Predicting Ovarian Cancer Recurrence First Identification of a New Biomarker...Expectation of Customized Treatment

Apr 28, 2025

Ovarian cancer is a cancer in the ovary that is located on both sides of the uterus to produce follicles and make female hormones. It is not easy to feel self-awareness symptoms in the early stages of ovarian cancer, so most of them are diagnosed in the late stages (3rd to 4th stages). Predicting recurrence is important because the recurrence rate of end-stage ovarian cancer is high and the more it recurs, the more resistant it becomes, making it difficult to treat it. A study that integrated imaging and dielectric analysis of patients with ovarian cancer to discover new ovarian cancer recurrence genes was published in international journals.

This is the first study to identify the molecular characteristics of recurrent ovarian cancer by integrating CT images and spatial transcriptomics analysis techniques.

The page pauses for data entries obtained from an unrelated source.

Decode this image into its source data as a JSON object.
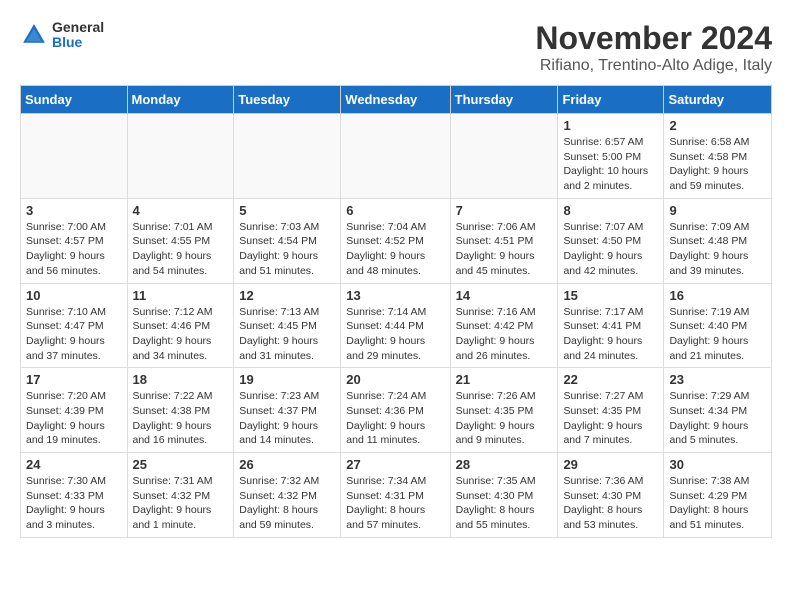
{
  "header": {
    "logo_general": "General",
    "logo_blue": "Blue",
    "month_title": "November 2024",
    "location": "Rifiano, Trentino-Alto Adige, Italy"
  },
  "weekdays": [
    "Sunday",
    "Monday",
    "Tuesday",
    "Wednesday",
    "Thursday",
    "Friday",
    "Saturday"
  ],
  "weeks": [
    [
      {
        "day": "",
        "info": ""
      },
      {
        "day": "",
        "info": ""
      },
      {
        "day": "",
        "info": ""
      },
      {
        "day": "",
        "info": ""
      },
      {
        "day": "",
        "info": ""
      },
      {
        "day": "1",
        "info": "Sunrise: 6:57 AM\nSunset: 5:00 PM\nDaylight: 10 hours and 2 minutes."
      },
      {
        "day": "2",
        "info": "Sunrise: 6:58 AM\nSunset: 4:58 PM\nDaylight: 9 hours and 59 minutes."
      }
    ],
    [
      {
        "day": "3",
        "info": "Sunrise: 7:00 AM\nSunset: 4:57 PM\nDaylight: 9 hours and 56 minutes."
      },
      {
        "day": "4",
        "info": "Sunrise: 7:01 AM\nSunset: 4:55 PM\nDaylight: 9 hours and 54 minutes."
      },
      {
        "day": "5",
        "info": "Sunrise: 7:03 AM\nSunset: 4:54 PM\nDaylight: 9 hours and 51 minutes."
      },
      {
        "day": "6",
        "info": "Sunrise: 7:04 AM\nSunset: 4:52 PM\nDaylight: 9 hours and 48 minutes."
      },
      {
        "day": "7",
        "info": "Sunrise: 7:06 AM\nSunset: 4:51 PM\nDaylight: 9 hours and 45 minutes."
      },
      {
        "day": "8",
        "info": "Sunrise: 7:07 AM\nSunset: 4:50 PM\nDaylight: 9 hours and 42 minutes."
      },
      {
        "day": "9",
        "info": "Sunrise: 7:09 AM\nSunset: 4:48 PM\nDaylight: 9 hours and 39 minutes."
      }
    ],
    [
      {
        "day": "10",
        "info": "Sunrise: 7:10 AM\nSunset: 4:47 PM\nDaylight: 9 hours and 37 minutes."
      },
      {
        "day": "11",
        "info": "Sunrise: 7:12 AM\nSunset: 4:46 PM\nDaylight: 9 hours and 34 minutes."
      },
      {
        "day": "12",
        "info": "Sunrise: 7:13 AM\nSunset: 4:45 PM\nDaylight: 9 hours and 31 minutes."
      },
      {
        "day": "13",
        "info": "Sunrise: 7:14 AM\nSunset: 4:44 PM\nDaylight: 9 hours and 29 minutes."
      },
      {
        "day": "14",
        "info": "Sunrise: 7:16 AM\nSunset: 4:42 PM\nDaylight: 9 hours and 26 minutes."
      },
      {
        "day": "15",
        "info": "Sunrise: 7:17 AM\nSunset: 4:41 PM\nDaylight: 9 hours and 24 minutes."
      },
      {
        "day": "16",
        "info": "Sunrise: 7:19 AM\nSunset: 4:40 PM\nDaylight: 9 hours and 21 minutes."
      }
    ],
    [
      {
        "day": "17",
        "info": "Sunrise: 7:20 AM\nSunset: 4:39 PM\nDaylight: 9 hours and 19 minutes."
      },
      {
        "day": "18",
        "info": "Sunrise: 7:22 AM\nSunset: 4:38 PM\nDaylight: 9 hours and 16 minutes."
      },
      {
        "day": "19",
        "info": "Sunrise: 7:23 AM\nSunset: 4:37 PM\nDaylight: 9 hours and 14 minutes."
      },
      {
        "day": "20",
        "info": "Sunrise: 7:24 AM\nSunset: 4:36 PM\nDaylight: 9 hours and 11 minutes."
      },
      {
        "day": "21",
        "info": "Sunrise: 7:26 AM\nSunset: 4:35 PM\nDaylight: 9 hours and 9 minutes."
      },
      {
        "day": "22",
        "info": "Sunrise: 7:27 AM\nSunset: 4:35 PM\nDaylight: 9 hours and 7 minutes."
      },
      {
        "day": "23",
        "info": "Sunrise: 7:29 AM\nSunset: 4:34 PM\nDaylight: 9 hours and 5 minutes."
      }
    ],
    [
      {
        "day": "24",
        "info": "Sunrise: 7:30 AM\nSunset: 4:33 PM\nDaylight: 9 hours and 3 minutes."
      },
      {
        "day": "25",
        "info": "Sunrise: 7:31 AM\nSunset: 4:32 PM\nDaylight: 9 hours and 1 minute."
      },
      {
        "day": "26",
        "info": "Sunrise: 7:32 AM\nSunset: 4:32 PM\nDaylight: 8 hours and 59 minutes."
      },
      {
        "day": "27",
        "info": "Sunrise: 7:34 AM\nSunset: 4:31 PM\nDaylight: 8 hours and 57 minutes."
      },
      {
        "day": "28",
        "info": "Sunrise: 7:35 AM\nSunset: 4:30 PM\nDaylight: 8 hours and 55 minutes."
      },
      {
        "day": "29",
        "info": "Sunrise: 7:36 AM\nSunset: 4:30 PM\nDaylight: 8 hours and 53 minutes."
      },
      {
        "day": "30",
        "info": "Sunrise: 7:38 AM\nSunset: 4:29 PM\nDaylight: 8 hours and 51 minutes."
      }
    ]
  ]
}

Spatial transcriptome technology is an advanced biotechnology technique that analyzes cell gene expression information with spatial location in tissues and is very useful for identifying cell-to-cell interactions in complex diseases such as cancer. The co-corresponding authors of this study are Professor Han Mi-ryeong of the Department of Life Sciences at Incheon National University, and the first co-author is Professor Joo Hye-yeon of Incheon National University and Professor Yoon Seo-yeon of the Department of Radiology at Seoul St. Mary's Hospital.




The research team investigated eight high-grade serous ovarian cancer patients with many recurrences among ovarian cancer by dividing them into recurrence and non-recurrence patients. Serous ovarian cancer is one of the five subtypes of epithelial tumors, which account for 80% of ovarian cancer, and secretes clear fluid (serous fluid). Serous ovarian cancer is divided into high-grade and low-grade, most of which are high-grade serous ovarian cancer. High-grade serous ovarian cancer is the deadliest malignant tumor among gynecological cancers, with a 10-year survival rate of less than 30%, and 80% of patients relapse, so we targeted the factor target that causes recurrence.

Preoperative CT imaging revealed differences in the expression of genes in spatial transcriptomic examination, depending on the nodular peritoneal metastasis, peritoneal metastasis of the furrow next to the colon, extensive peritoneal metastasis location, and the degree of peritoneal thickening.

An analysis comparing the recurrence group with the recurrence group and the non-recurrence group revealed that the control of the inflammatory response (TNF-α signal through NF-κB) and the oxidative phosphorylation pathway of cytoplasm (the process by which energy is generated in the cell) are the main factors contributing to the recurrence.




In the patient group without recurrence, less expression of the PTGDS gene was identified as an indicator of good prognosis, and it was also associated with the small range of peritoneal metastasis in preoperative CT. In addition, chemotaxis-related markers CXCL14 and NTN4, and immunomodulatory-related markers DAPL1 and RNASE1 were identified as good prognostic factors. These markers were found to be characteristic factors that appear in the patient group with low recurrence probability through spatial transcriptomic examination and radiogenomic analysis.

Professor Choi Yoon-jin said, `We hope that it will be of practical help in improving the survival rate of ovarian cancer patients by predicting the possibility of recurrence, developing customized treatment plans optimized for individual patients, and developing new drugs targeting biomarkers discovered in the future.' The findings were recently published in the renowned international journal Biomarker Research in the field of personalized medicine and biomarkers.

Predicting Ovarian Cancer Recurrence First Identification of a New Biomarker...Expectation of Customized Treatment
Professors Choi Yoon-jin (left) and Yoon Seo-yeon








This article was translated by Naver AI translator.